Some additional thoughts on what autoregressive transformers can express (some variants are Turing-complete), vs. what they can learn, in this thread!”
Teortaxes
Replying to @xuanalogue
Consider that all those recent proofs of hard limits do not engage with how Transformers are used in practice, and they are qualitatively more expressive when utilized with even rudimentary scaffolding. https://twitter.com/bohang_zhang/s
I should also add that I don’t find all the predictions implausible in the original piece—inference time will definitely go down, model copying and parallelization is already happening, as is multimodal training. I just don’t buy the superhuman capabilities.

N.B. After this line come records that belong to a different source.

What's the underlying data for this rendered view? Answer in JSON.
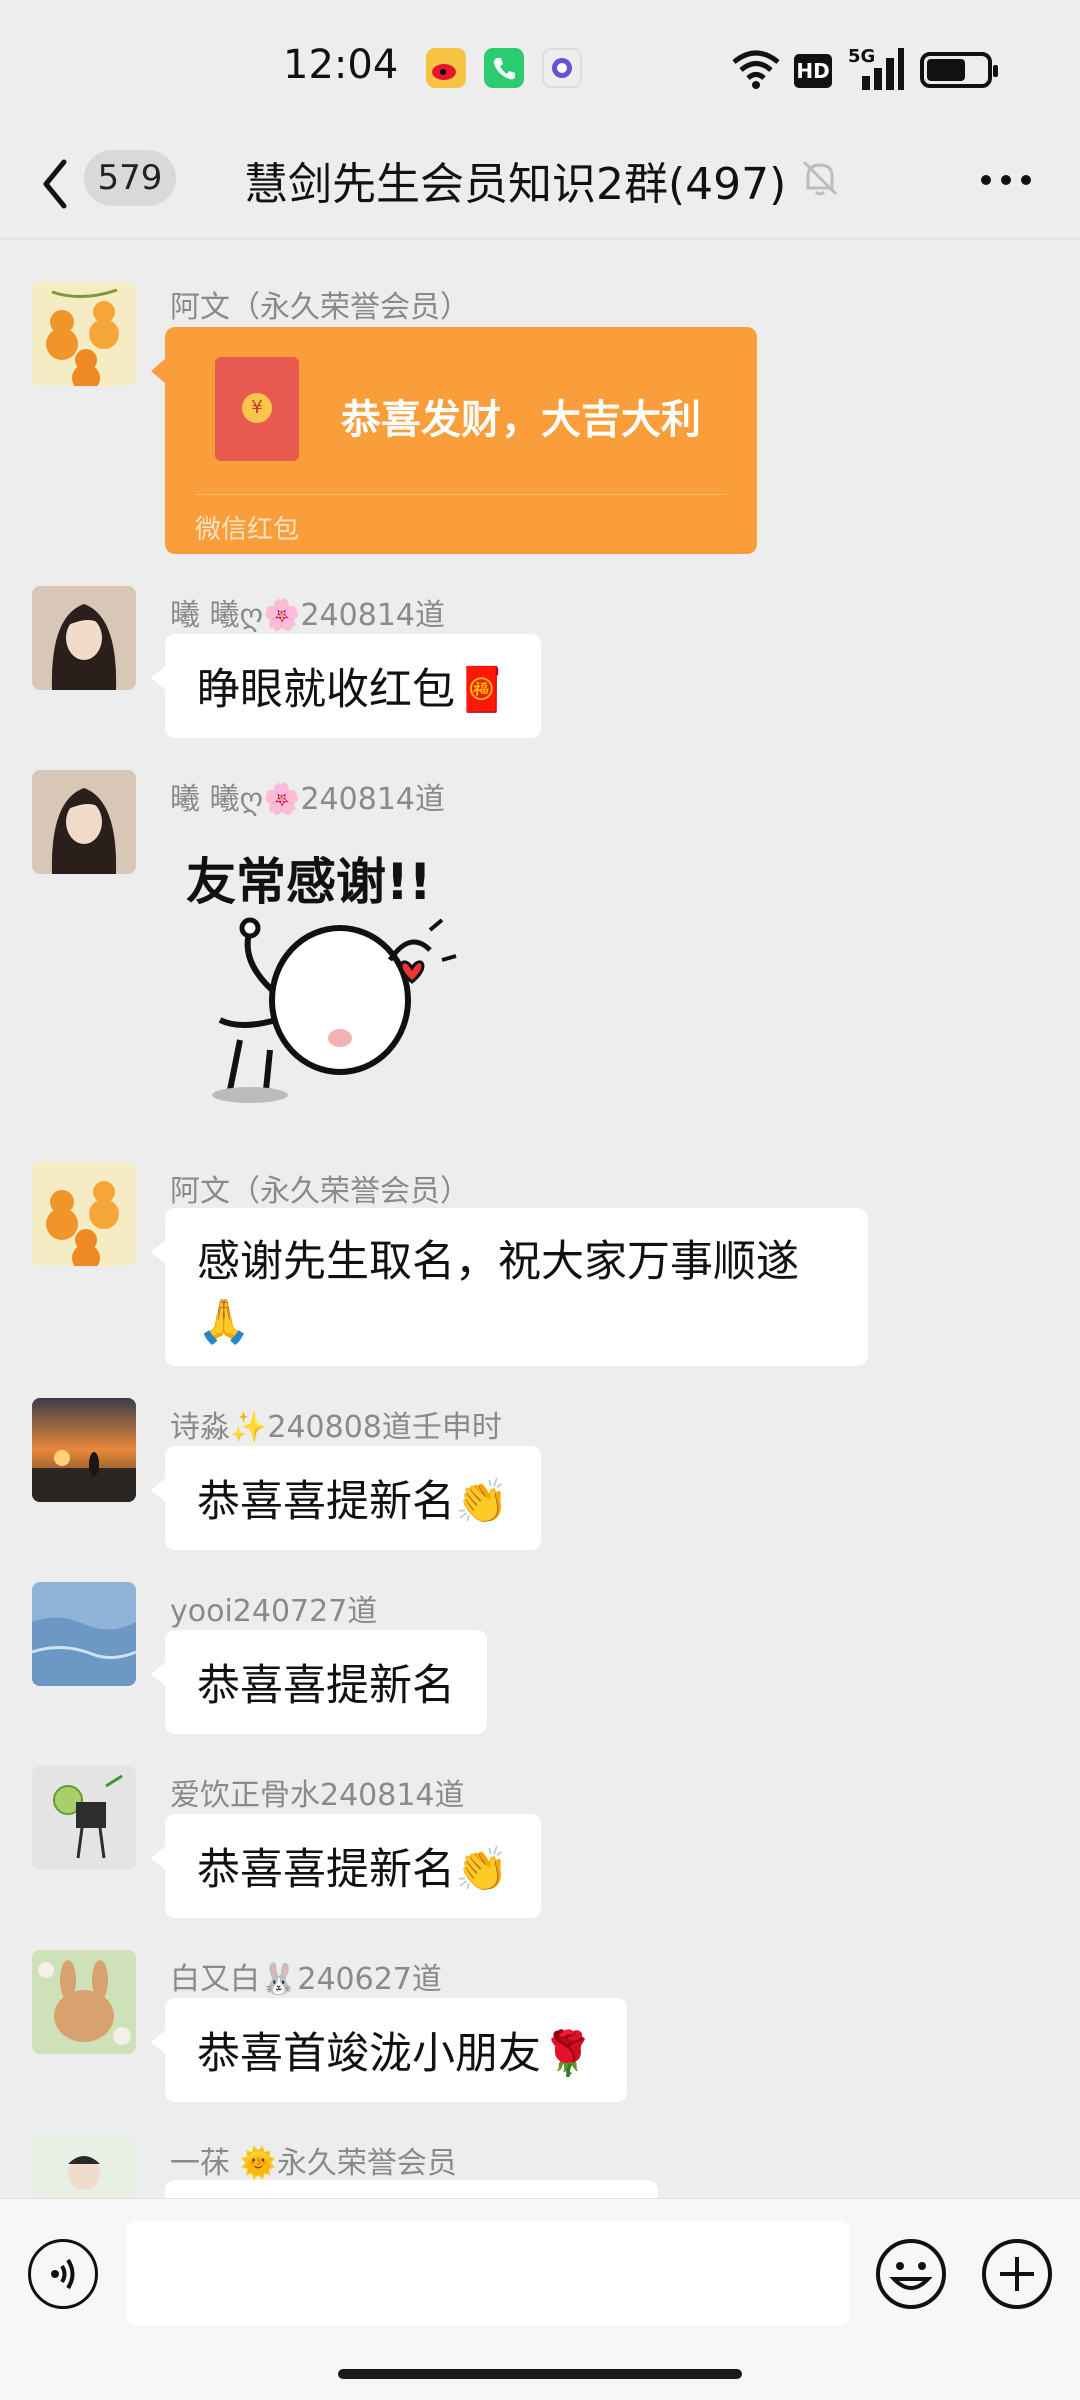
{
  "status_bar": {
    "time": "12:04",
    "apps": [
      "weibo-icon",
      "phone-icon",
      "app-icon"
    ],
    "indicators": [
      "wifi-icon",
      "HD",
      "5G",
      "battery-icon"
    ],
    "hd": "HD",
    "net": "5G"
  },
  "header": {
    "back_badge": "579",
    "title": "慧剑先生会员知识2群(497)"
  },
  "messages": [
    {
      "sender": "阿文（永久荣誉会员）",
      "type": "red_packet",
      "title": "恭喜发财，大吉大利",
      "footer": "微信红包"
    },
    {
      "sender": "曦 曦ღ🌸240814道",
      "type": "text",
      "text": "睁眼就收红包🧧"
    },
    {
      "sender": "曦 曦ღ🌸240814道",
      "type": "sticker",
      "text": "友常感谢!!"
    },
    {
      "sender": "阿文（永久荣誉会员）",
      "type": "text",
      "text": "感谢先生取名，祝大家万事顺遂🙏"
    },
    {
      "sender": "诗淼✨240808道壬申时",
      "type": "text",
      "text": "恭喜喜提新名👏"
    },
    {
      "sender": "yooi240727道",
      "type": "text",
      "text": "恭喜喜提新名"
    },
    {
      "sender": "爱饮正骨水240814道",
      "type": "text",
      "text": "恭喜喜提新名👏"
    },
    {
      "sender": "白又白🐰240627道",
      "type": "text",
      "text": "恭喜首竣泷小朋友🌹"
    },
    {
      "sender": "一茠 🌞永久荣誉会员",
      "type": "text",
      "text": ""
    }
  ],
  "colors": {
    "background": "#ededed",
    "bubble": "#ffffff",
    "red_packet": "#fa9d3b",
    "sender_text": "#8a8a8a"
  }
}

(Also not convinced that multimodal training buys that much—more tasks will become automatable, but I don’t think there’s reason to expect synergistic increase in capabilities. And PaLM-E was pretty underwhelming...)
Asa Cooper Stickland
LLMs doesn’t have to mean transformers though. Seems like there is a lot of research effort going into finding better architectures, and 7 years is a decent chunk of time to find them
xuan (ɕɥɛn / sh-yen)
Yup—I think predictions should make that clear though! Then it’s not based on the scaling hypothesis but also algorithmic advances—which the post doesn’t base it’s predictions upon, as far as I can tell.
Alyssa Vance
This was what I thought for several years, but GPT-4 is a huge data point against, no? It seems to just keep getting better
xuan (ɕɥɛn / sh-yen)
My view on the capabilities increase is fairly close to this one! [ed: see referenced tweet from Talia below]
Talia Ringer
I also am extra confused why people are freaking out about the AI Doom nonsense now of all times because it seems to come in the wake of GPT-4 and ChatGPT, but the really big jump in capabilities came in the GPT-2 to GPT-3 jump, and recent improvements have been very modest. So like, I think GPT-4 kind of substantiates the view that we are heading nowhere too interesting very quickly. I think we are witnessing mass superstition interacting with cognitive biases and the wish for a romantic reality in which one can be the hero, though!
I can give you my take: it would be foolish to think that GPT-2030 would be an LLM as-we-know-it with the primary change being more params/compute/data. There have already been algorithmic improvements with each GPT version increase, and that will be the primary driver of capabilities advances going forwards. We know, from observing the details of brains via neuroscience, that there are algorithmic advances to be made that will result in huge leaps of ability in specific strategically-relevant domains, such as long-horizon planning and strategic reasoning. In order to project that GPT-2030 won’t have superhuman capabilities, you must explicitly state that you believe the ML research community will fail at replicating these algorithmic capabilities of the human brain. Then you must justify that assertion.